The proposal by the Central Electricity Regulatory Commission (CERC) for new levelised tariff rules aims to provide long-term visibility and bring the criteria used to calculate tariffs in tune with
market realities. They would come into effect in April.
Levelised tariffs are prices that must be charged for a project to break even. They represent the average cost of the project over its lifetime including capital, interest and recurring expenses.
The new rules introduce a longer period during which a project is eligible for the tariffs. The previous regulations introduced in 2009 had a three-year control period, up to March 2012. CERC is now proposing a five-year period to 2017. These tariff rates would apply for 13 years after a wind-power project is commissioned.

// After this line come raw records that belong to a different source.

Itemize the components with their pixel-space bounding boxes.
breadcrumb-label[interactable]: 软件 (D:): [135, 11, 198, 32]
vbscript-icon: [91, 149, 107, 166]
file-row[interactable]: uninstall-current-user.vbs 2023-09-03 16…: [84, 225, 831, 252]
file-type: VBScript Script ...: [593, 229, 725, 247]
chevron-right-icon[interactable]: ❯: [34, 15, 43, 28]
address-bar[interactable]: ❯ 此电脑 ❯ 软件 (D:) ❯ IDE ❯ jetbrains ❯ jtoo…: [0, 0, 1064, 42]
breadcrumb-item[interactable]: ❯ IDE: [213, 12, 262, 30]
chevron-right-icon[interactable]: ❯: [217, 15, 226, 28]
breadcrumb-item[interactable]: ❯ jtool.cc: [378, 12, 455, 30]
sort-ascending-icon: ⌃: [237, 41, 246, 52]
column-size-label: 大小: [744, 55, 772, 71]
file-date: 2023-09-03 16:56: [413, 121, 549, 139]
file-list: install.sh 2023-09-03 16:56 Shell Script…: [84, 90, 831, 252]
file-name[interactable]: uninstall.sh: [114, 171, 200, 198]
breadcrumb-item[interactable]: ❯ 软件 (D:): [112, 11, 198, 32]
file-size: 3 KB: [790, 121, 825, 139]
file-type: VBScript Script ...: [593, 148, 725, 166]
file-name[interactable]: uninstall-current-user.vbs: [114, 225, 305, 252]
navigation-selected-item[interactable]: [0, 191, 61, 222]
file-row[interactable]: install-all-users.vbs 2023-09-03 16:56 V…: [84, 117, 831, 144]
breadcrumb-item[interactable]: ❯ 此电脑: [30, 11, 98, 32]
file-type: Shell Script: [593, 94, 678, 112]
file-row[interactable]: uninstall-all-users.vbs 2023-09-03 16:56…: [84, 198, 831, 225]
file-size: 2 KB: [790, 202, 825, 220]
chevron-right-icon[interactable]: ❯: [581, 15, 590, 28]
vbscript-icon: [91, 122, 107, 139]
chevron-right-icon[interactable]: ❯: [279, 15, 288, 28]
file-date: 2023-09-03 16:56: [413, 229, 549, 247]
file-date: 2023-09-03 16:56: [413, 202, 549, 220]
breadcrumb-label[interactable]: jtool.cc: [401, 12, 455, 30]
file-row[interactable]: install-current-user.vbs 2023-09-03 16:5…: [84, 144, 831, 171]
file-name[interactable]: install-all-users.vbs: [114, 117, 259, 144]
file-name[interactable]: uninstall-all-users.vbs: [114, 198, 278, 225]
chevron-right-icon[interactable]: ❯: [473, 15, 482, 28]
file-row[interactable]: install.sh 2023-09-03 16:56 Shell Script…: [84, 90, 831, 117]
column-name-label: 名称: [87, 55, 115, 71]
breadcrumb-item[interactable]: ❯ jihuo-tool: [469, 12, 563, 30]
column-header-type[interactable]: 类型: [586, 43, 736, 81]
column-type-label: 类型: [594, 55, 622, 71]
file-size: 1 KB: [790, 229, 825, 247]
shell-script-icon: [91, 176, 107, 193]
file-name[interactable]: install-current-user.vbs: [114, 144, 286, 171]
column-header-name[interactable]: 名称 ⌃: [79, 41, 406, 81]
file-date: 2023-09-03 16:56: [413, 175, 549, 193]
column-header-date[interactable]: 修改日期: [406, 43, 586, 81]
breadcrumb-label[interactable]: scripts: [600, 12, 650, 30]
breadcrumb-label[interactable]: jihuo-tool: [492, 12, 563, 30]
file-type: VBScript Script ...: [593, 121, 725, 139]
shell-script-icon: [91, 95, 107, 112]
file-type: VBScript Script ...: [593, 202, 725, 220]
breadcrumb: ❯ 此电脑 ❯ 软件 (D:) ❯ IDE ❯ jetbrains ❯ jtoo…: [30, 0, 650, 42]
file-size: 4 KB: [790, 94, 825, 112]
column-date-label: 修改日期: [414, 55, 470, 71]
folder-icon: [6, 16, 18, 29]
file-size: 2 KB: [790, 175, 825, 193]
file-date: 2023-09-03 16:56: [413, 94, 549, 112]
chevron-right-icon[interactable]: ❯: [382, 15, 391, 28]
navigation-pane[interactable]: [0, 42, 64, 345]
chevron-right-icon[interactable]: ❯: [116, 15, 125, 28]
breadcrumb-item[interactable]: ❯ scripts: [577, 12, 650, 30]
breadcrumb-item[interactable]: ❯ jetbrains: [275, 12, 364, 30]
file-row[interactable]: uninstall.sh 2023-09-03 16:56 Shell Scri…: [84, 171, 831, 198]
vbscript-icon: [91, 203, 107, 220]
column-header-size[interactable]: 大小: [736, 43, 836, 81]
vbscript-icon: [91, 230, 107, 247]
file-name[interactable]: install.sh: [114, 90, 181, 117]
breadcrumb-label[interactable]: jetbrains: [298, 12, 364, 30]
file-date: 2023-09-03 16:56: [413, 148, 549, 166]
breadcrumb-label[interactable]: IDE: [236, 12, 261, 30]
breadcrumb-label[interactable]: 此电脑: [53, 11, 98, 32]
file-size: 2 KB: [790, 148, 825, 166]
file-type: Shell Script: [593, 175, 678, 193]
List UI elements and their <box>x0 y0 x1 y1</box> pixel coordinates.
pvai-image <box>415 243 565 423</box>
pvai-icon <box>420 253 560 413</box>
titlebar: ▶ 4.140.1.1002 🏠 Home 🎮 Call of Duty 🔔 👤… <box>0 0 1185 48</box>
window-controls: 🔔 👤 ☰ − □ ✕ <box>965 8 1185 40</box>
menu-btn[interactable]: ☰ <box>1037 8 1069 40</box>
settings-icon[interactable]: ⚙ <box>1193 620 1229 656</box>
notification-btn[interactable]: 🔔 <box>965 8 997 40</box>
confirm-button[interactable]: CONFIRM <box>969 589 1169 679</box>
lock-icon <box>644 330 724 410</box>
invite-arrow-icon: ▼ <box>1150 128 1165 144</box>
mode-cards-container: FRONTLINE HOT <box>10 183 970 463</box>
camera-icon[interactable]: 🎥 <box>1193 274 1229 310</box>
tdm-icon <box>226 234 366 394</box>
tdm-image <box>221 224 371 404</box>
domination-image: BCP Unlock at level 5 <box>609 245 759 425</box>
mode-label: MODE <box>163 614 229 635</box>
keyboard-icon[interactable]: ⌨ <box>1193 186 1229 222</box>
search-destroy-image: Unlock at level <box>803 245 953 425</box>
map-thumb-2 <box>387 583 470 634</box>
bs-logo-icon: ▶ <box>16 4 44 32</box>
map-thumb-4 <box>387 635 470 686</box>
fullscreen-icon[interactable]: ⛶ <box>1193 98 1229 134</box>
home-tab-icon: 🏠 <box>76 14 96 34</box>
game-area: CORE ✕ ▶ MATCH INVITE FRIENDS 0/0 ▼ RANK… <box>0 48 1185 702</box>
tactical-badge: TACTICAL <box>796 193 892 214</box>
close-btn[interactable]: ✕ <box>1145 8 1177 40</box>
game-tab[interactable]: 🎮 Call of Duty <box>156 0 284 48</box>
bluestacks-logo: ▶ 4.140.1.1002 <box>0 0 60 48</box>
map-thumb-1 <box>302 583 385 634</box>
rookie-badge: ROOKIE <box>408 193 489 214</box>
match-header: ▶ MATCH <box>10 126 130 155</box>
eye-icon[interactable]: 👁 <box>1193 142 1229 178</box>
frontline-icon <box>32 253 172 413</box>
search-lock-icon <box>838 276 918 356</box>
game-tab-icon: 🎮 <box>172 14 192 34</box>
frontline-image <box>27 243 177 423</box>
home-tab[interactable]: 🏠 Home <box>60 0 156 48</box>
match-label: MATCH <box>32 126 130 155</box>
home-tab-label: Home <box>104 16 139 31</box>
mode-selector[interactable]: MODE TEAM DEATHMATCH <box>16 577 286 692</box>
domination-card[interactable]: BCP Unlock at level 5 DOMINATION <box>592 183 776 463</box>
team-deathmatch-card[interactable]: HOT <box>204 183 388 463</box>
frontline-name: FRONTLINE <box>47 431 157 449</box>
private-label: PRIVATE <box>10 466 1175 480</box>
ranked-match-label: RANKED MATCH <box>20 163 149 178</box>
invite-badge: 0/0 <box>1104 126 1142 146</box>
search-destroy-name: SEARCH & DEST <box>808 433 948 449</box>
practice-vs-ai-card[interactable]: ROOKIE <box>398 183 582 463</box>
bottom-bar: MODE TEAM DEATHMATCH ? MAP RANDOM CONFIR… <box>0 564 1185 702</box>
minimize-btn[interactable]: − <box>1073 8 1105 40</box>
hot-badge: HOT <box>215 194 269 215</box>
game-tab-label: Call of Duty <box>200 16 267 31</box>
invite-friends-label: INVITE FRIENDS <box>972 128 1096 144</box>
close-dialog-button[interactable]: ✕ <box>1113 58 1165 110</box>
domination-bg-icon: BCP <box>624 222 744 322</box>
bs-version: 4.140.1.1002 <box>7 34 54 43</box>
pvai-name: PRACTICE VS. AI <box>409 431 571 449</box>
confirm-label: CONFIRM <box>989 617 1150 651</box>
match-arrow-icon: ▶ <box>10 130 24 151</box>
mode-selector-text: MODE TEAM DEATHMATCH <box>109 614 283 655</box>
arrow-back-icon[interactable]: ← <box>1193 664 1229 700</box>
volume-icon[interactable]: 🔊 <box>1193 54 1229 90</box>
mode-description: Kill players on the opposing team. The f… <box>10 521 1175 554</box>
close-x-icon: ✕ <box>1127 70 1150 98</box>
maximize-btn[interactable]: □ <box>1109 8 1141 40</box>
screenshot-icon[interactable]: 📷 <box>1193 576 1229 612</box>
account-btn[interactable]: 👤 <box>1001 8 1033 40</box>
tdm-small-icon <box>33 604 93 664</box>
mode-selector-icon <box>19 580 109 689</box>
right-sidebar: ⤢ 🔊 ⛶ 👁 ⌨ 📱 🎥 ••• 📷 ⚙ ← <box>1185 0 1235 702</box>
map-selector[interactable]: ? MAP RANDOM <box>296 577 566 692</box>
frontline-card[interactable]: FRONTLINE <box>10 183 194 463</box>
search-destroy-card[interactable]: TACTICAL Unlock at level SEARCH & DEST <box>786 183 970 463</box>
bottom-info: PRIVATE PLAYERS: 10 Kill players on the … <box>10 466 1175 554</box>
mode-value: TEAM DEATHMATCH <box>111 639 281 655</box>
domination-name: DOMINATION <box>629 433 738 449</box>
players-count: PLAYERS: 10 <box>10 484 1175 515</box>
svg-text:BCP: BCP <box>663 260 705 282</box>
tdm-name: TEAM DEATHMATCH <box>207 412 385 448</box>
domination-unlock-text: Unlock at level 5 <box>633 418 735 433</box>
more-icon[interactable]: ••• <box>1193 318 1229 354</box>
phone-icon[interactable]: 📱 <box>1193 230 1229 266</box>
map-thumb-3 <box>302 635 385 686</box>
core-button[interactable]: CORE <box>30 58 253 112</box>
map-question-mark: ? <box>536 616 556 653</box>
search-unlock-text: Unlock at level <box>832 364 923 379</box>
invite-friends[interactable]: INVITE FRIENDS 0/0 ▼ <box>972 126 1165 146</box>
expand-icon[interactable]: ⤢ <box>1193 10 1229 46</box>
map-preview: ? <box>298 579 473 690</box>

But ITWMA wants the average capital cost used for calculating the tariffs to be increased. CERC has proposed a notional capital cost of INR 51.93 million ($1 million) per megawatt for 2012-13, up from INR 49.48 million/MW during 2011-12.
IWTMA argues that India’s low wind densities require high hub heights to access higher wind speeds, which increases costs. It wants the notional capital cost to be set at INR 62.31 million/MW. This would also take into account the increased costs of transport, land and the latest technology for scheduling mandated by a new electricity grid code introduced last year.
Scheduling involves forecasting electricity output several days in advance; informing authorities of the amount of power expected to be injected into the grid; and ensuring that limit is adhered to. Once scheduling begins, power producers will be penalised for deviations beyond 30% from the projected power input. Scheduling was supposed to begin in January but failed to do so. CERC has not explained why.
IWTMA also wants the mandatory reference capacity factors — proposed in the rules to weed out non-serious players — to be lowered, considering that vast parts of India have lower wind speeds.
CERC has also proposed that benefits from the United Nations’ Clean Development Mechanism (CDM) be shared between both generators and distributors of energy. Under the Kyoto Protocol, the CDM allows a country with an emission-reduction commitment to gain credits by implementing an emissions-reduction project in developing countries. But ITWMA argues that only generating companies should benefit from the CDM as they are the ones who take the risk in obtaining carbon credits.
CERC has proposed that any incentive or subsidy offered by the federal or state government, including accelerated depreciation — which allows businesses to write off investments in wind projects against tax — will be factored in while deciding the tariff. IWTMA wants these benefits to be over and above the tariff.
The proposals are out for consultation until the end of March.